MLB’s contract arbitration could be bad news for Bo Bichette and the Blue Jays

Major League Baseball (MLB) is a rule laden game both on and off the field for players and executives alike. With the offseason in full swing, MLB’s youngest stars may be in a contractual bind leading to an arbitration hearing. If an MLB player has three or more, but less than six, years of MLB service, they are eligible for salary arbitration if they do not have a contract for the upcoming season. This is the exact situation the Toronto Blue Jays’ shortstop Bo Bichette finds himself in. Coming off his second straight season as the hit leader in the American League, Bo Bichette and the Blue Jays have failed to agree on a salary figure before the MLB’s arbitration deadline for the second consecutive season.

As law students, we are familiar with arbitration as an alternative form of dispute resolution. For the MLB, if a player and their respective team cannot agree upon a salary for the player by the typical mid-January deadline, both parties must exchange the salary figures they believe the player’s contract should entail. The dispute between the two parties will be heard by an arbitral tribunal who will decide which of the two proposed salary figures is appropriate for the player  in question.

In back to back seasons, Bo Bichette has put up All-Star caliber numbers, and now he is looking for an All-Star caliber contract. Bichette is seeking $7.5 million yearly while the Blue Jays are only offering to pay $5 million for his services. While this disparity will be addressed following the arbitration hearing, the nature of arbitration hearings is reason to worry for the long-term relationship between Bichette and the Blue Jays.

Arbitration, especially for baseball, can result in a process than can be destructive for the relationship between a baseball team and one of its players. The Blue Jays were in a similar situation with former Toronto pitcher Marcus Stroman who had an arbitration hearing with the Blue Jays over a $400,000 difference in Stroman’s preferred contract and what the Blue Jays were willing to pay. The very nature of baseball arbitration is adversarial.
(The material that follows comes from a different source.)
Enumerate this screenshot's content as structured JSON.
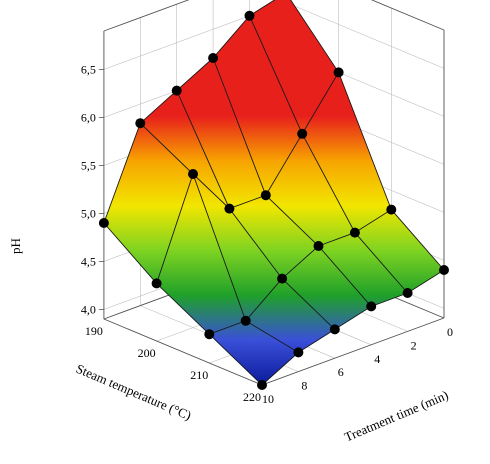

Marcus Stroman recalls the negative things the Blue Jays said about him and his playing during the arbitration hearings when trying to plead their case for not paying the extra $400,000 Stroman wanted. Stroman spoke negatively about his arbitration experience with the Blue Jays. He noted the manner in which the Blue Jays spoke of him at his hearing in order to demonstrate to the arbitral tribunal that he should make the lower proposed salary the Blue Jays suggested. Stroman would be traded to the New York Mets just a year and a half later.

This is not to say that arbitration hearings never go smoothly or amicably. However, for Bichette’s longevity in Toronto, he may be on borrowed time. The Blue Jays will have to argue to the arbitration panel, in front of Bichette, why Bo Bichette is not a $7.5 million player. Hearing such claims made about a player’s performance can have a negative effect on the relationship a player has with his ball club. But the adversarial nature of arbitration hearings for baseball makes such a situation unavoidable. Whether Bichette wins his arbitration case may be irrelevant if he is critiqued by his own employer to such a degree as Marcus Stroman allegedly was, as this may drive Bichette to seek his desired contract elsewhere when he becomes a free agent in three years.